Lucio mematung tanpa satu pun kata yang mampu keluar dari mulutnya. Sedangkan di hadapannya Maya sesekali mencuri pandang, menatap Lucio dengan sebuah tatapan penuh tanda tanya.
Jantung Lucio kembali berdegup kencang untuk kesekian kalinya. Apalagi saat Maya meraih dua buah gelas yang sudah terisi wine, lalu berjalan dengan langkah yang begitu anggun mendekati Lucio.
Lucio masih tak kuasa untuk mengangkat wajahnya. Kedua matanya masih tak sanggup membalas tatapan mata Maya.
"Minumlah, ini gelas pertama untuk ucapan selamat datang. Aku berharap tak ada penolakan."
Ucapan selamat datang? Berarti masih ada lagi gelas-gelas yang akan berisi wine berikutnya? Apa maksud semua ini? Bukankah aku kesini untuk membahas pekerjaan yang ia tawarkan padaku? Oh, tidaaaaakkk...
Hati Lucio berteriak sendiri tanpa suara.
Andai saja aku memiliki kuasa, juga sebuah keberanian, aku tentu sudah membalikkan tubuhku lalu pergi begitu saja meninggalkan Maya dan seluruh ketakutan yang sedang menguasai diriku.
"Ada apa, Number One? Kamu tak suka alkohol? Atau,,, tidak biasa?"
Sebuah pertanyaan sederhana dari Maya lagi-lagi membuat Lucio seperti terhimpit di sebuah sudut ruangan. Tak ada jalan keluar bagi Lucio. Yang ada hanyalah sebuah rasa kekalahan. Kalah dengan seorang wanita.
Tapi Lucio harus bagaimana? Ia memang tak pernah mencicipi alkohol jenis apapun. Andai saja yang ditawarkan adalah sebatang rokok, tentu Lucio sudah langsung meraihnya.
"Maaf, Maya.

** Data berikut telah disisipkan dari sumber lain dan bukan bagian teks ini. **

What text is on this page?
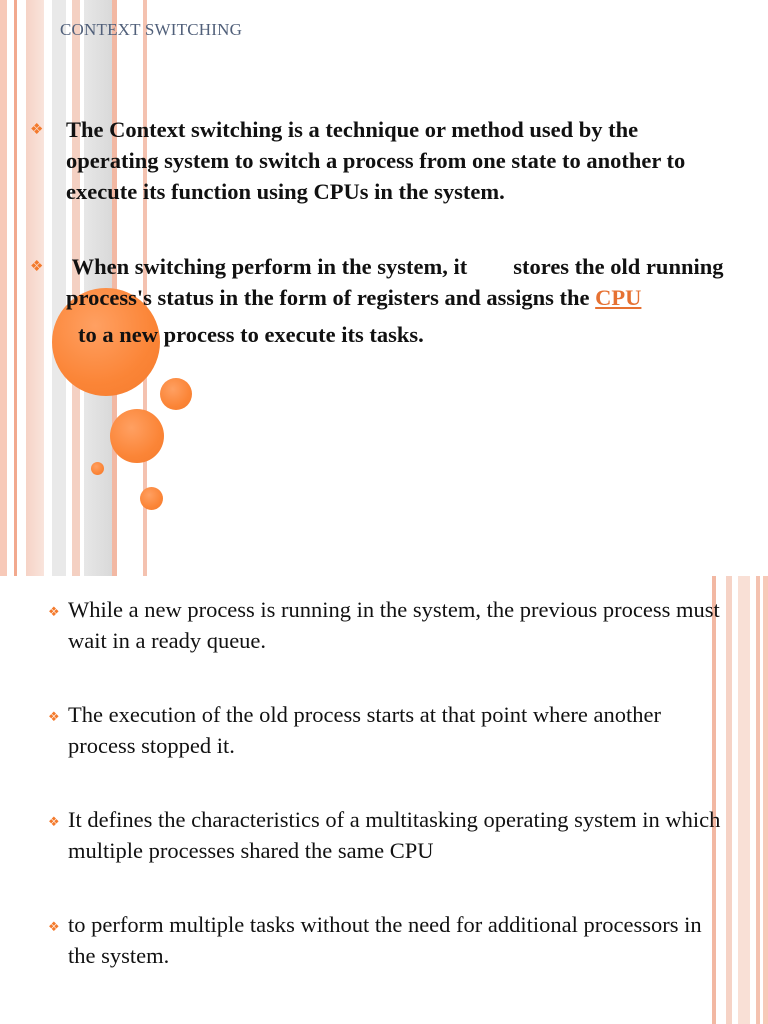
CONTEXT SWITCHING
❖ The Context switching is a technique or method used by the operating system to switch a process from one state to another to execute its function using CPUs in the system.
❖ When switching perform in the system, it stores the old running process's status in the form of registers and assigns the CPU
to a new process to execute its tasks.
❖ While a new process is running in the system, the previous process must wait in a ready queue.
❖ The execution of the old process starts at that point where another process stopped it.
❖ It defines the characteristics of a multitasking operating system in which multiple processes shared the same CPU
❖ to perform multiple tasks without the need for additional processors in the system.
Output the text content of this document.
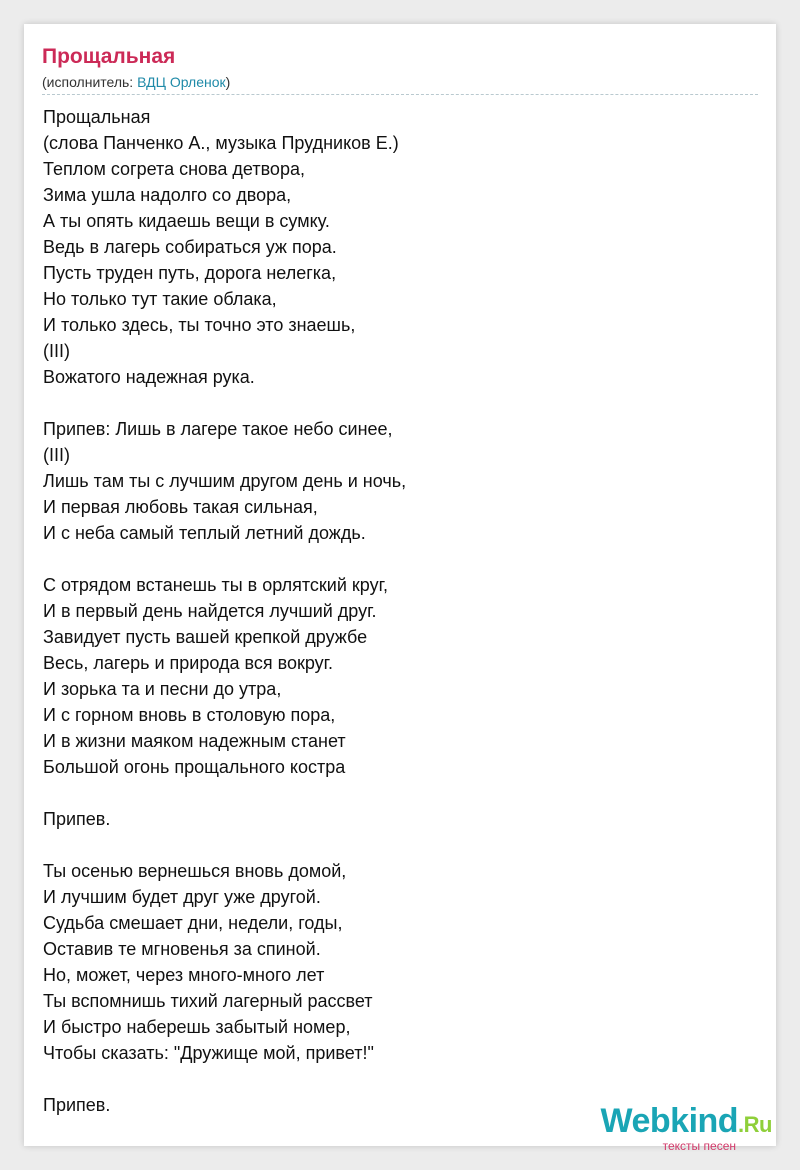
Прощальная
(исполнитель: ВДЦ Орленок)
Прощальная
(слова Панченко А., музыка Прудников Е.)
Теплом согрета снова детвора,
Зима ушла надолго со двора,
А ты опять кидаешь вещи в сумку.
Ведь в лагерь собираться уж пора.
Пусть труден путь, дорога нелегка,
Но только тут такие облака,
И только здесь, ты точно это знаешь,
(III)
Вожатого надежная рука.
Припев: Лишь в лагере такое небо синее,
(III)
Лишь там ты с лучшим другом день и ночь,
И первая любовь такая сильная,
И с неба самый теплый летний дождь.
С отрядом встанешь ты в орлятский круг,
И в первый день найдется лучший друг.
Завидует пусть вашей крепкой дружбе
Весь, лагерь и природа вся вокруг.
И зорька та и песни до утра,
И с горном вновь в столовую пора,
И в жизни маяком надежным станет
Большой огонь прощального костра
Припев.
Ты осенью вернешься вновь домой,
И лучшим будет друг уже другой.
Судьба смешает дни, недели, годы,
Оставив те мгновенья за спиной.
Но, может, через много-много лет
Ты вспомнишь тихий лагерный рассвет
И быстро наберешь забытый номер,
Чтобы сказать: "Дружище мой, привет!"
Припев.	Webkind.Ru
тексты песен
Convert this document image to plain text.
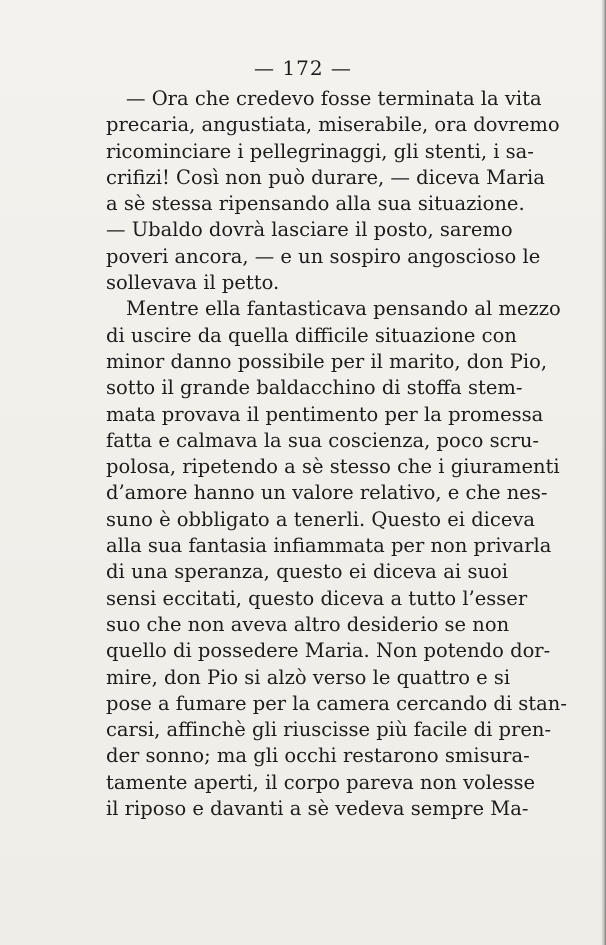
— 172 —
— Ora che credevo fosse terminata la vita
precaria, angustiata, miserabile, ora dovremo
ricominciare i pellegrinaggi, gli stenti, i sa-
crifizi! Così non può durare, — diceva Maria
a sè stessa ripensando alla sua situazione.
— Ubaldo dovrà lasciare il posto, saremo
poveri ancora, — e un sospiro angoscioso le
sollevava il petto.
Mentre ella fantasticava pensando al mezzo
di uscire da quella difficile situazione con
minor danno possibile per il marito, don Pio,
sotto il grande baldacchino di stoffa stem-
mata provava il pentimento per la promessa
fatta e calmava la sua coscienza, poco scru-
polosa, ripetendo a sè stesso che i giuramenti
d’amore hanno un valore relativo, e che nes-
suno è obbligato a tenerli. Questo ei diceva
alla sua fantasia infiammata per non privarla
di una speranza, questo ei diceva ai suoi
sensi eccitati, questo diceva a tutto l’esser
suo che non aveva altro desiderio se non
quello di possedere Maria. Non potendo dor-
mire, don Pio si alzò verso le quattro e si
pose a fumare per la camera cercando di stan-
carsi, affinchè gli riuscisse più facile di pren-
der sonno; ma gli occhi restarono smisura-
tamente aperti, il corpo pareva non volesse
il riposo e davanti a sè vedeva sempre Ma-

Haruskah aku menerimanya? Bukankah kita hanya akan membahas tentang pekerjaan?"
Dengan nada suara setengah gemetar, Lucio memberanikan diri untuk bertanya. Maya tak menjawab pertanyaa Lucio. Justru, ia semakin melangkah maju dan berdiri persis di hadapan Lucio. Tak ada jarak kini antara Lucio dan Maya.
Lucio merasakan dengan jelas sapuan napas Maya pada wajahnya, juga lembutnya punggung tangan Maya yang sengaja menyentuh pipi Lucio. Sontak, Lucio melangkah mundur satu langkah. Keringat ketakutan semakin deras terasa menetes di bagian punggungnya.
"Apakah kita baru pertama kali bertemu? Kamu tahu, jika kamu terus kaku seperti ini maka kita tak akan memulai pembicaraan kita tentang tawaran pekerjaan yang aku tawarkan padamu kemarin."
Mendengar kata pekerjaan itu, Lucio langsung memberanikan diri untuk mengangkat wajahnya. Dengan sebuah keberanian palsu, ia menatap erat kedua mata Maya yang masih menyimpan seribu tanda tanya.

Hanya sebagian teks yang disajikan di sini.